What's missing in Rio Rancho are the opportunities for the simple sociability that lubricates our lives. A place where people are likely to bump into one another. The kinds of places conducive to what evolutionary psychologist Robert Wright calls "regular random encounters." These places include front yards and porches, parks, public markets, town squares and playgrounds where we keep an eye on each other's children, have a chance greeting, share the news (good or bad) or release some simple irritation or vague frustration in a harmless exchange that lets us let off steam without blowing our top.

The problem is neither size nor density. As cities grew larger they may have taken us from the landscape, but they gave us something in return. In their complexity and the bustle of their market places there was the constant collision of human nature, of each other brushing elbows in the street. This brownian hubbub that you feel in Manhattan or San Francisco, or any port town, ties us to our organic origins, soothes us with humanities' good and acquaintance us on occasion with its darker side.

We are designed by nature to be with each other in this way. We are psychologically and biologically lubricated by such interactions. Our brains are genetically designed to work that way.

For more than 99% of human history, people have lived in bands and clans as hunters and gatherers intimately and instinctively involved in some kind of natural environment. "During this period of deep history, and still farther back," E.O. Wilson explains,"...the brain evolved in a biocentric world, not a machine-related one." Urban environments today are our new natural environments. They too have an opportunity to connect us with other living organisms, primarily our fellow human beings in all their idiosyncratic and distinctive disguises.

The city can be a species rich environment. Architect Frank Lloyd Wright called it the "Living City." He saw the concepts of freedom, individuality, creativity and architecture inextricable linked. "Democracy," he proclaimed, "is the sovereignty of individuality...habitation not habituation is the great educator."

But like other species rich environments — coral reefs, river systems, marshes, bosques and old growth forests — the city too is being drained of its biophilic vitality, and as E.O. Wilson explains, a defining part of the human experience is being developed out of existence.

Our politicians exhort us to find some crucial common ground, a conceptual middle place between the rights of the state and the rights of the individual, between rich and poor, public and private, right and left, one race or another. That common ground is not only someplace in our hearts and minds; it is a place in time and space. It is a neighborhood place where we rub elbows and say hello, a park, a town square, a front yard, a farmer's market.

Our cities and neighborhoods are a reflection of us in concrete and glass, more accurate and more enduring than our media images on celluloid and video tape.

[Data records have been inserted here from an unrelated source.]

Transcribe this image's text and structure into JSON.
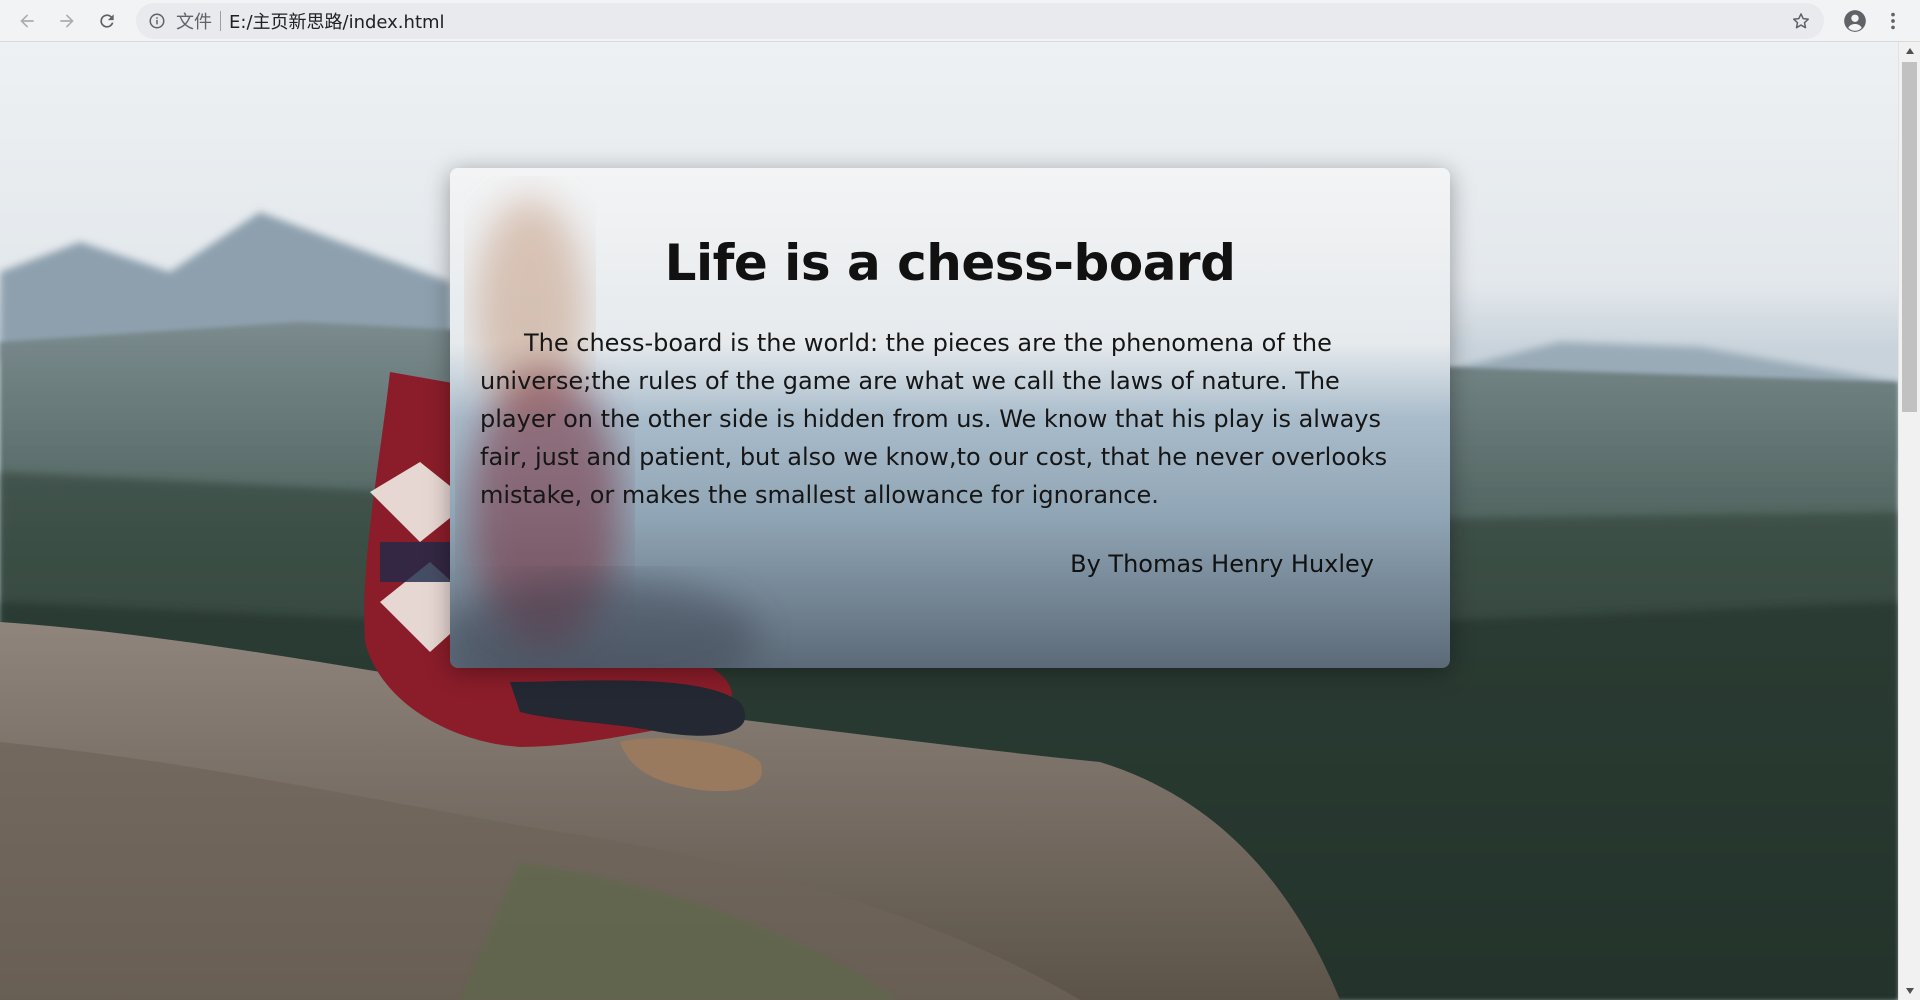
{
  "browser": {
    "back_icon": "arrow-left-icon",
    "forward_icon": "arrow-right-icon",
    "reload_icon": "reload-icon",
    "omnibox": {
      "info_icon": "info-icon",
      "scheme_label": "文件",
      "url": "E:/主页新思路/index.html",
      "bookmark_icon": "star-icon"
    },
    "account_icon": "account-circle-icon",
    "menu_icon": "vertical-dots-icon"
  },
  "page": {
    "card": {
      "title": "Life is a chess-board",
      "body": "The chess-board is the world: the pieces are the phenomena of the universe;the rules of the game are what we call the laws of nature. The player on the other side is hidden from us. We know that his play is always fair, just and patient, but also we know,to our cost, that he never overlooks mistake, or makes the smallest allowance for ignorance.",
      "author": "By Thomas Henry Huxley"
    },
    "background_image": "person-sitting-on-cliff-overlooking-forest"
  },
  "colors": {
    "toolbar_bg": "#f1f3f4",
    "omnibox_bg": "#e8eaed",
    "icon": "#5f6368",
    "text": "#202124"
  }
}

One has to wonder what the results might be if we took all the money we're now spending to "unsell" teen pregnancy and used it instead to build more town squares or front porches. A place where people can see one another and be seen, mingle, talk, laugh or exchange the story of their day.

Before we saw ourselves in the movies, or read about ourselves in books, or took psychology or the hidden self seriously, looked at supportive or abusive parents...before there was even such a thing as media violence, our public spaces told us who we were, and architecture shaped our lives.

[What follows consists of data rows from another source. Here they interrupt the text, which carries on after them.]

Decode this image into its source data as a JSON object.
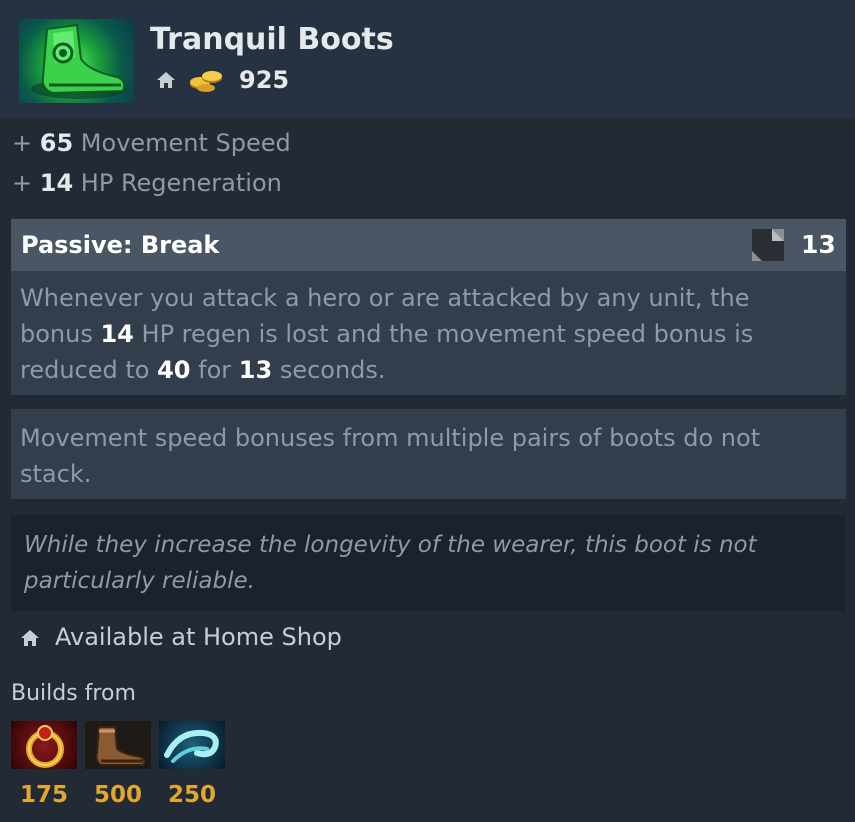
{
  "item": {
    "name": "Tranquil Boots",
    "icon": "tranquil-boots-icon",
    "cost": "925"
  },
  "stats": [
    {
      "prefix": "+",
      "value": "65",
      "label": "Movement Speed"
    },
    {
      "prefix": "+",
      "value": "14",
      "label": "HP Regeneration"
    }
  ],
  "ability": {
    "title": "Passive: Break",
    "cooldown": "13",
    "desc": {
      "p1": "Whenever you attack a hero or are attacked by any unit, the bonus ",
      "v1": "14",
      "p2": " HP regen is lost and the movement speed bonus is reduced to ",
      "v2": "40",
      "p3": " for ",
      "v3": "13",
      "p4": " seconds."
    }
  },
  "note": "Movement speed bonuses from multiple pairs of boots do not stack.",
  "lore": "While they increase the longevity of the wearer, this boot is not particularly reliable.",
  "availability": "Available at Home Shop",
  "builds_from": {
    "label": "Builds from",
    "components": [
      {
        "icon": "ring-of-regen-icon",
        "price": "175"
      },
      {
        "icon": "boots-of-speed-icon",
        "price": "500"
      },
      {
        "icon": "wind-lace-icon",
        "price": "250"
      }
    ]
  },
  "colors": {
    "background": "#212a35",
    "header": "#263241",
    "panel": "#323e4b",
    "ability_header": "#4a5663",
    "lore_panel": "#1a222c",
    "gold_text": "#e2a72e",
    "muted_text": "#8e9aa6",
    "bright_text": "#ffffff"
  }
}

When we saw God in the heavens, we built spired cathedrals. When we saw God in the earth, we built pyramids. When we see God in commerce, we build office complexes, factories, roads and ports. When we fail to see God in each other,

We build gated communities and streets without sidewalks, walls without windows, and a town square on the internet instead of in the center of town.

We truly are a product of our environment. When it comes to our communities and cities, our environment is as powerful a shaper of our behavior, and seemingly as much beyond our control, as our genetic code.